Już 18 października, czyli za nieco ponad tydzień, będzie miała premiera jednej z najbardziej wyczekiwanej gry tej jesieni. A Plague Tale: Requiem to bezpośrednia kontynuacja przygód Amicii i jej młodszego brata Hugo, który obdarzony został pewnymi… nazwijmy to – zdolnościami, z którym rodzeństwo nie do końca sobie radzi, a ponadto związane są z trawiącą chłopaka chorobą. A wokoło biegają szczury i panoszy się dżuma. Sielanka co się zowie!
Pierwsza część gry była raczej typową skradanką z elementami akcji oraz rozwiązywania prostych zagadek środowiskowych. Twórcy zapowiadają, że sequel zachowa klimat „jedynki”, ale będzie tu zdecydowanie więcej akcji. W końcu Amicia z odważnej, acz wciąż niepewnej siebie i świata nastolatki przeobraziła się w zdecydowanie bardziej doświadczoną… no właśnie?

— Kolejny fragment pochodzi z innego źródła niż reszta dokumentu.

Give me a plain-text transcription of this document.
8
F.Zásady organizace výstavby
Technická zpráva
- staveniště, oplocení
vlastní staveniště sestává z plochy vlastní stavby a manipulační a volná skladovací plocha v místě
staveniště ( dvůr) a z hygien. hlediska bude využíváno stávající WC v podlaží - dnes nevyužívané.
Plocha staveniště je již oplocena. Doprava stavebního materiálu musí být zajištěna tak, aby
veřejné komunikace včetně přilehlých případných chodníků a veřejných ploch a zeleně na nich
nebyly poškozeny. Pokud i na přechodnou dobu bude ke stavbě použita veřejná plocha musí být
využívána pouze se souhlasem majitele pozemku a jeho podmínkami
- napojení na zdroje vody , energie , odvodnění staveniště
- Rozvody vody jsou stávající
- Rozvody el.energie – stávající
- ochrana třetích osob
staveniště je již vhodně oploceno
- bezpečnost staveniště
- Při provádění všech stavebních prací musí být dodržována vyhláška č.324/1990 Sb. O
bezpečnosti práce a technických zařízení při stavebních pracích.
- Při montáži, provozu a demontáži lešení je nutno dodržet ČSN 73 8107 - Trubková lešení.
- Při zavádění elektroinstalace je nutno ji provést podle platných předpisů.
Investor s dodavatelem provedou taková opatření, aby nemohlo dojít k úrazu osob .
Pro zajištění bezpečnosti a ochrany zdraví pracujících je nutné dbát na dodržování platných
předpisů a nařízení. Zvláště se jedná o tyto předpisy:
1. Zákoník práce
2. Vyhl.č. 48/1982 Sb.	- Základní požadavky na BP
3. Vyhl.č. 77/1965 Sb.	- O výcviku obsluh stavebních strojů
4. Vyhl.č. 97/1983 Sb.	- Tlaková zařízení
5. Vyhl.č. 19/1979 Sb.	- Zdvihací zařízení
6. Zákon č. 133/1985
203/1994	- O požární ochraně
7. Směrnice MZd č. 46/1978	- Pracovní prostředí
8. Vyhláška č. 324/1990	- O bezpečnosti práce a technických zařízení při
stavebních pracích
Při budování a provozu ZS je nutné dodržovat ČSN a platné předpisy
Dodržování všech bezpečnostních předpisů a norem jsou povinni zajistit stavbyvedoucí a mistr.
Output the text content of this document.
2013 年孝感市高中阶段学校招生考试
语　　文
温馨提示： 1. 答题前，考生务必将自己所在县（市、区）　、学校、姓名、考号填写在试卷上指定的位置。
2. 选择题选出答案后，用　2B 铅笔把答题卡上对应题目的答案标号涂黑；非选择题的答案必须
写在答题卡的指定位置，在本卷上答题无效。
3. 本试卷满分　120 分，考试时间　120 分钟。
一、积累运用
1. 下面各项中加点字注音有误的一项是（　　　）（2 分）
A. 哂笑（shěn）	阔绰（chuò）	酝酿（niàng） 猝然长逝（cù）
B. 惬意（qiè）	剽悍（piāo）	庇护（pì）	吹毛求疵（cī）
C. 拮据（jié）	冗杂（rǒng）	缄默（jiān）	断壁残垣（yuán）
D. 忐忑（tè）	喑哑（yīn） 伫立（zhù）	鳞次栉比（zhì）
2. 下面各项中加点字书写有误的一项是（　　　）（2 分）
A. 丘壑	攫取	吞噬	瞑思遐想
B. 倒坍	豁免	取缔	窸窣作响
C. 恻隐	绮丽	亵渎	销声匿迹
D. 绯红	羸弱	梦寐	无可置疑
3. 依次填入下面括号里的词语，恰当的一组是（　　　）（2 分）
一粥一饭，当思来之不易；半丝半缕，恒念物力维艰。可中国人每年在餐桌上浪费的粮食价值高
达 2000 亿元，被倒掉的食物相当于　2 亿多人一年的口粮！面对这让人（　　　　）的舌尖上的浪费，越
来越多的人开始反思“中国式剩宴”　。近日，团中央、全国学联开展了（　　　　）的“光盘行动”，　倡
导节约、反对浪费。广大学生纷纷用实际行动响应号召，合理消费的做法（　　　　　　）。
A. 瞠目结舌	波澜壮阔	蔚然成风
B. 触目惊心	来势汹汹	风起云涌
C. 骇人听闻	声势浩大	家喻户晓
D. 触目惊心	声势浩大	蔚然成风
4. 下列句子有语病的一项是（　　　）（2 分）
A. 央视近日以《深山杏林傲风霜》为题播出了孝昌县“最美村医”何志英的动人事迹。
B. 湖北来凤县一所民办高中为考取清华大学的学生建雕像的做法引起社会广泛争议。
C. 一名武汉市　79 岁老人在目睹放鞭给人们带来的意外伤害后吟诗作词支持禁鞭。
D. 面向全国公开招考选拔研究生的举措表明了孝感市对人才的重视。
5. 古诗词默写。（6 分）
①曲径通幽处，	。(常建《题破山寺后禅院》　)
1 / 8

Czy można już powiedzieć: wojowniczką? Tego z pewnością się dowiemy niebawem.
Asobo Studio, twórcy gry, oraz Focus Home Interactive, czyli wydawca, podzielili się z oczekującymi wymaganiami sprzętowymi gry w wersji na PC. Tak jak minimalne wymagania raczej nie zrobią na nikim większego wrażenia, gdyż do grania wystarczy mocno już leciwe GeForce GTX 970 lub Radeon RX 590 w asyście Core i5 4690K lub AMD FX 8300, tak wymagania rekomendowane budzą pewną kontrowersję. Żeby w A Plague Tale: Requiem zagrać na najwyższych ustawieniach w rozdzielczości Full HD niezbędny może okazać się GeForce RTX 3070 lub Radeon RX 6800 XT.
Trzeba jednak mieć na uwadze, że ustawienia Ultra z pewnością zawierają także opcje odpowiedzialne za cienie i oświetlenie związane z ray tracingiem. Podejrzewam więc, że wystarczy wyłączyć część opcji odpowiedzialnych za śledzenie promieni w czasie rzeczywistym i posiadacze starszych kart też będą mogli cieszyć się płynną rozgrywką. Coś za coś. No i pewnie nie zabraknie wparcia dla DLSS i FSR. Więc kolejne kilkanaście, jak nie kilkadziesiąt klatek na sekundę gracze będą mogli w ten sposób zyskać.
Generalnie – nie siałbym paniki.
Na koniec przypomnę, że A Plague Tale: Requiem ukaże się również na konsolach Xbox Series X/S oraz PlayStation 5, a także na Nintendo Switch dzięki chmurze. A żeby było ciekawiej, to posiadacze konta Xbox Game Pass będą mogli zagrać w grę w ramach abonamentu już na premierę.